How three street-smart guys with no publishing experience, no money and no distribution launched a high-gloss magazine that's actually making it.
Once in the VIP area, which they were told had been reserved for the media, Mack tried to strike up conversation with an industry type.
"Are you from the press?" he asked the stranger.
"Nah, dawg, I'm from the streets," the man barked back.
"We didn't know how to approach anybody or politic," laughs Malo. "We were so clueless."
Thus began the 24/7 mixtape magazine hustle: constant Chinatown bus rides to New York to drop off issues or appear at events; booking last-minute trips (like the one to Houston to promote the magazine at the Core DJ retreat); locating drop-off points at mom-and-pop CD shops up and down the East Coast; never-ending networking and bullshitting in order to work their way into nightclubs and VIP rooms for a moment of face time with Paul Wall or Russell Simmons.
There were personal sacrifices too: eating Ramen noodles for three months straight and sleeping on friends' sofas. There was the loss of sleep and girlfriends.
"I feel like in order to be successful you do whatever it takes," says Mack. "And we've done anything and everything."
But despite all of the genre's notorious beefs and battles, hip-hop proved to be a forgiving industry.
"One of the great things about rap/hip-hop is that the hustle and the grind is really respected," says Malo. "And people saw that in us. It wasn't just a bunch of 45-year-old guys in suits who saw the potential. They recognize we're just as passionate about this as they are. So they do whatever they can for us. They're real appreciative of us."
Eventually Malo joined Haney at Temple to get a degree in journalism. Like many freshmen, he had no formal publishing experience--save one: He was the editor in chief of his own magazine.

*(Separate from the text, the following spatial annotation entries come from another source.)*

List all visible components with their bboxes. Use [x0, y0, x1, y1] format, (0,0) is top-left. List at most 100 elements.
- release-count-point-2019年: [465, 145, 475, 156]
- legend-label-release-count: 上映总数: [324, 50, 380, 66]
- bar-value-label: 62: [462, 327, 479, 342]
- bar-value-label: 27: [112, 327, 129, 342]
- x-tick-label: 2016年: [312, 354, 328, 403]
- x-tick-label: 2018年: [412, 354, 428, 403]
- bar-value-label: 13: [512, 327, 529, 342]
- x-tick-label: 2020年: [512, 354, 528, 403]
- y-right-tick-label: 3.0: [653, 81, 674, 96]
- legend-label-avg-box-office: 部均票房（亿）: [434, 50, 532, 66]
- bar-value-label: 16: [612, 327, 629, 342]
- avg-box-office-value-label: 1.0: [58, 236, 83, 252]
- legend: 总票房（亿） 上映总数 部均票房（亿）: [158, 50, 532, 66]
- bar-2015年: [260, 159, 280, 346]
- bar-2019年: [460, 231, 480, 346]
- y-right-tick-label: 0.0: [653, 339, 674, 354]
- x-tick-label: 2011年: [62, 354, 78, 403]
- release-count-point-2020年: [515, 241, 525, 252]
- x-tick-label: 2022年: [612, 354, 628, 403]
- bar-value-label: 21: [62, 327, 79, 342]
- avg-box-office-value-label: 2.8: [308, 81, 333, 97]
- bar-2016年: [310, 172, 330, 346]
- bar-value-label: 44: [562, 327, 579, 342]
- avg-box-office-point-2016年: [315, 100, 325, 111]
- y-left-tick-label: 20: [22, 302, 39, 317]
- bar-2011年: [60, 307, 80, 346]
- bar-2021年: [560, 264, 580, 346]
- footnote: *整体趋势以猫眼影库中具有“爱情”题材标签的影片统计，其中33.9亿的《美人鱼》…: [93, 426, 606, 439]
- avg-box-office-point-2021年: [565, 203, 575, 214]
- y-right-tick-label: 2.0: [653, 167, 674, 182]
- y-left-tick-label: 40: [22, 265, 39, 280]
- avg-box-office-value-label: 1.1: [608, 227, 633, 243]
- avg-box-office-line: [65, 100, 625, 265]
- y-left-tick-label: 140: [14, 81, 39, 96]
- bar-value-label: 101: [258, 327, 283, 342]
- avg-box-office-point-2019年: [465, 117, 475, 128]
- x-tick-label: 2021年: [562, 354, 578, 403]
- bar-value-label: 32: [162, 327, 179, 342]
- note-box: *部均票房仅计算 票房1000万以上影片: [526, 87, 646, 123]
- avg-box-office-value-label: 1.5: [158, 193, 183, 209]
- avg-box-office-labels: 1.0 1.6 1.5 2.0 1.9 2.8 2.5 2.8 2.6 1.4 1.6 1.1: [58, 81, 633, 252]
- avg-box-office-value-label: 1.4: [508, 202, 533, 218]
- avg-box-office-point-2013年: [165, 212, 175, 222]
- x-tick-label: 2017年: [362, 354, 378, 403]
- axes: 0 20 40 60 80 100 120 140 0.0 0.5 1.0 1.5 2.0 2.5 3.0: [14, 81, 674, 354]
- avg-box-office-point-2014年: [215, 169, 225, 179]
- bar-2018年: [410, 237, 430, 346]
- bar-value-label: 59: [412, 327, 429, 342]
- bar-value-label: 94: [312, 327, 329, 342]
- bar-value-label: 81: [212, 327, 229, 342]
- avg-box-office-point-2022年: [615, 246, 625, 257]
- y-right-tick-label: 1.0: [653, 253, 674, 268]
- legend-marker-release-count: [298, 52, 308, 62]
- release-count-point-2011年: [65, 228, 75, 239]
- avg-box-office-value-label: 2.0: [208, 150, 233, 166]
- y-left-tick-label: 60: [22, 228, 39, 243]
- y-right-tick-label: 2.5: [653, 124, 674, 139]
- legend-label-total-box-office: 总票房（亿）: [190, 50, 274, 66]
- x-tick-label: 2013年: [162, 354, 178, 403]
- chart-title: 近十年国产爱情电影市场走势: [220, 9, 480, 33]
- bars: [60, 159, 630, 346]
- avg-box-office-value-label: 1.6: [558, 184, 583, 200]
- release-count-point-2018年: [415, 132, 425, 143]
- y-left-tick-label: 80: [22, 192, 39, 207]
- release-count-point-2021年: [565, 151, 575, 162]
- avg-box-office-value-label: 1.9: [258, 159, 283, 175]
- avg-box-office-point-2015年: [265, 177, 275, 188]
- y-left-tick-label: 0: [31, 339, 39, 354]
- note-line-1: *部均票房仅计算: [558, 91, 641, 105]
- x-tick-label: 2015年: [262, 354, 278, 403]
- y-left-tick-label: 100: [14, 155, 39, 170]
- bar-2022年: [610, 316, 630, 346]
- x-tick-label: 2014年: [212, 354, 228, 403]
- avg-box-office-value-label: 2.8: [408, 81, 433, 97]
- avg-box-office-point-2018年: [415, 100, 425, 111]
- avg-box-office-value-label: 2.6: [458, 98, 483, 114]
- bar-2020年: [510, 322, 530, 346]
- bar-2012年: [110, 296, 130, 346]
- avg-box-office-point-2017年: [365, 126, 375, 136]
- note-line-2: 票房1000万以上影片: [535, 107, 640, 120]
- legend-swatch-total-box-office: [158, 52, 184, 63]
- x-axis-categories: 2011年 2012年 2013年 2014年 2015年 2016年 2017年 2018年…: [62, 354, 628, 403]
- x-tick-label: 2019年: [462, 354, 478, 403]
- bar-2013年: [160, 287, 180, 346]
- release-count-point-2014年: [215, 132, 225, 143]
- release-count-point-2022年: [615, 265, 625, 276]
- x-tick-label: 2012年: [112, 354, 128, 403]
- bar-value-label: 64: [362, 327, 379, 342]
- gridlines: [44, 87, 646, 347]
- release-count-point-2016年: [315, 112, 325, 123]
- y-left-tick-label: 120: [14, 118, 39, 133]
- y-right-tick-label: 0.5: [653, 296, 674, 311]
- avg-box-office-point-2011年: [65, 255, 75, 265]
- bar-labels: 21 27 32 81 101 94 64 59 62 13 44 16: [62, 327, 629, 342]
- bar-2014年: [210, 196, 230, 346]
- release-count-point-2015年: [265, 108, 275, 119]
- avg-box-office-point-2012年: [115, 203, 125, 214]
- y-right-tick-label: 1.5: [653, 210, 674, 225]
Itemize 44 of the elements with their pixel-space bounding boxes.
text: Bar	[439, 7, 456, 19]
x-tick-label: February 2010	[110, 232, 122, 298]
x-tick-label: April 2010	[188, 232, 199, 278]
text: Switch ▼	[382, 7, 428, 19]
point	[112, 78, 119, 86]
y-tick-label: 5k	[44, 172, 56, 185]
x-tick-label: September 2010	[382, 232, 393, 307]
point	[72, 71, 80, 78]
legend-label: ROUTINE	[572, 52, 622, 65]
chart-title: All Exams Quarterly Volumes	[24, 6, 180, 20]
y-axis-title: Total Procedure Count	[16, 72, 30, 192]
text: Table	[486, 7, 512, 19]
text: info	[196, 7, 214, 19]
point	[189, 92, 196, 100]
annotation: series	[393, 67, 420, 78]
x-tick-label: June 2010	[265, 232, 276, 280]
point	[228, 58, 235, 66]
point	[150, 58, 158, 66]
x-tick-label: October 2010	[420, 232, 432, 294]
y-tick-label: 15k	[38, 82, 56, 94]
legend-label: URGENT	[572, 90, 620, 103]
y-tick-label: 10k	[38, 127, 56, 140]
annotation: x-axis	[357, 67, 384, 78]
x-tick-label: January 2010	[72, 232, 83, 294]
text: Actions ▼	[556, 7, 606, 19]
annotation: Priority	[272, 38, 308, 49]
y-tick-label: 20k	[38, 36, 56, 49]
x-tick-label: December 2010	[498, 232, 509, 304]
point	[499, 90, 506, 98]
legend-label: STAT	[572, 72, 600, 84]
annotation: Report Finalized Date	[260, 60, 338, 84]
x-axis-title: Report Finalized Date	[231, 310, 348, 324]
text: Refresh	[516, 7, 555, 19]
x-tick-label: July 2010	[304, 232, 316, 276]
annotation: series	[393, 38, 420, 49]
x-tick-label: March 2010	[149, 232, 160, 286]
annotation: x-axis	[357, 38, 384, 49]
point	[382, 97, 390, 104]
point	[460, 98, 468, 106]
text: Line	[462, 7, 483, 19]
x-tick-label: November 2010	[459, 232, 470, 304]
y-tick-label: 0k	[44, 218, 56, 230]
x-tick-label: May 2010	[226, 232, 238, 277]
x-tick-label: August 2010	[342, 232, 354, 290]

"If you look at print media, new publications and niche markets, there's nothing about our story that suggests we should've made it this far," Malo says. "So the fact that we have, we're doing some things right."
"Have you ever been playing with a dog and you're wrestling with it and it's all licking your face and friendly ... and then all of a sudden it snaps?" Malo says, describing his interview with Lil Wayne, the biggest rapper in mixtape history.
For months he'd been trying to line up interviews with both Lil Wayne and 50 Cent--"two of the people at the very tippy-top of the mixtape game," he says--and in April calls came in from reps at both Universal (Wayne's label) and Interscope (50's label). Both camps wanted to arrange an interview. Both artists had upcoming albums to promote--G Unit's Terminate on Sight (released July 1) and Lil Wayne's Tha Carter III (released June 10).
Both wanted to be on the cover.
At that point they hadn't decided which one they should put on the cover. Knowing either interview could fall through, they scheduled both--for the same day.
Mack and a freelance writer drove up to New York to meet 50 Cent while Universal flew Malo to Atlanta to meet Lil Wayne.
"We debated whether that was a smart move journalistically," Malo allows.
Once in Atlanta, Malo went to the recording studio to meet Wayne.